Cllr Chris Cater seconded the proposal. “I’m very happy to second Cllr Goronwy (Edwards). I really welcome the fact that the consultation process was prolonged, and it turned out to be very thorough in the end so that was really good,” he said.

“And we made sure that the town and community councils were involved in that. So that was important because one of the options is that they might contribute to keeping the toilet provision in their areas.

“Those letters went out last week, and we are waiting for the results of the debates they will have and how they will look at their own precept setting to see whether they want to support some of these commitments to keep these toilets open.”
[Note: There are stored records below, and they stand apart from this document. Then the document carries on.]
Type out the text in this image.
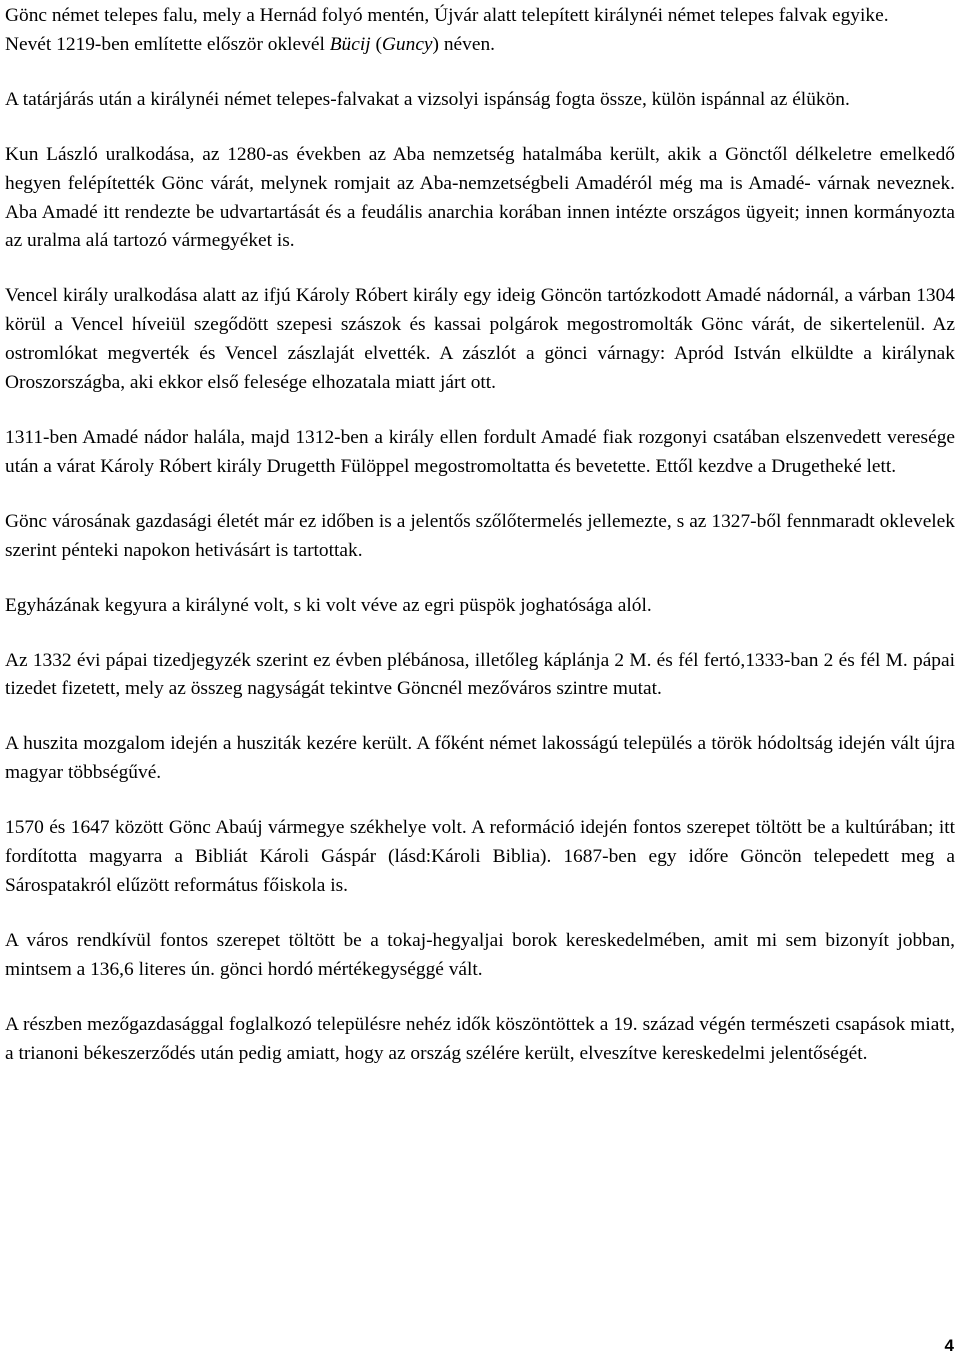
Gönc német telepes falu, mely a Hernád folyó mentén, Újvár alatt telepített királynéi német telepes falvak egyike.

Nevét 1219-ben említette először oklevél Bücij (Guncy) néven.

A tatárjárás után a királynéi német telepes-falvakat a vizsolyi ispánság fogta össze, külön ispánnal az élükön.

Kun László uralkodása, az 1280-as években az Aba nemzetség hatalmába került, akik a Gönctől délkeletre emelkedő hegyen felépítették Gönc várát, melynek romjait az Aba-nemzetségbeli Amadéról még ma is Amadé- várnak neveznek. Aba Amadé itt rendezte be udvartartását és a feudális anarchia korában innen intézte országos ügyeit; innen kormányozta az uralma alá tartozó vármegyéket is.

Vencel király uralkodása alatt az ifjú Károly Róbert király egy ideig Göncön tartózkodott Amadé nádornál, a várban 1304 körül a Vencel híveiül szegődött szepesi szászok és kassai polgárok megostromolták Gönc várát, de sikertelenül. Az ostromlókat megverték és Vencel zászlaját elvették. A zászlót a gönci várnagy: Apród István elküldte a királynak Oroszországba, aki ekkor első felesége elhozatala miatt járt ott.

1311-ben Amadé nádor halála, majd 1312-ben a király ellen fordult Amadé fiak rozgonyi csatában elszenvedett veresége után a várat Károly Róbert király Drugetth Fülöppel megostromoltatta és bevetette. Ettől kezdve a Drugetheké lett.

Gönc városának gazdasági életét már ez időben is a jelentős szőlőtermelés jellemezte, s az 1327-ből fennmaradt oklevelek szerint pénteki napokon hetivásárt is tartottak.

Egyházának kegyura a királyné volt, s ki volt véve az egri püspök joghatósága alól.

Az 1332 évi pápai tizedjegyzék szerint ez évben plébánosa, illetőleg káplánja 2 M. és fél fertó,1333-ban 2 és fél M. pápai tizedet fizetett, mely az összeg nagyságát tekintve Göncnél mezőváros szintre mutat.

A huszita mozgalom idején a husziták kezére került. A főként német lakosságú település a török hódoltság idején vált újra magyar többségűvé.

1570 és 1647 között Gönc Abaúj vármegye székhelye volt. A reformáció idején fontos szerepet töltött be a kultúrában; itt fordította magyarra a Bibliát Károli Gáspár (lásd:Károli Biblia). 1687-ben egy időre Göncön telepedett meg a Sárospatakról elűzött református főiskola is.

A város rendkívül fontos szerepet töltött be a tokaj-hegyaljai borok kereskedelmében, amit mi sem bizonyít jobban, mintsem a 136,6 literes ún. gönci hordó mértékegységgé vált.

A részben mezőgazdasággal foglalkozó településre nehéz idők köszöntöttek a 19. század végén természeti csapások miatt, a trianoni békeszerződés után pedig amiatt, hogy az ország szélére került, elveszítve kereskedelmi jelentőségét.

4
Leader Cllr Charlie McCoubrey then added: “I think it is really important to recognise the blight of vandalism on our toilets and the cost – and putting the facilities out of order. We know that toilets within a building tend to suffer less vandalism.

“We are lucky enough in Abergele that we have Tesco open till 11pm or 12am most nights, which is clearly far later than our toilets are open.

“They are open. They are clean and tidy, and I invariably pick up some milk on the way home, so there are other facilities available, and we need to look to find solutions so that there is adequate provision so they are safe and clean and that people use them, but it shouldn’t necessarily all fall on the taxpayer, especially when there has been repeated anti-social behaviour.

"It is all about finding that balance.”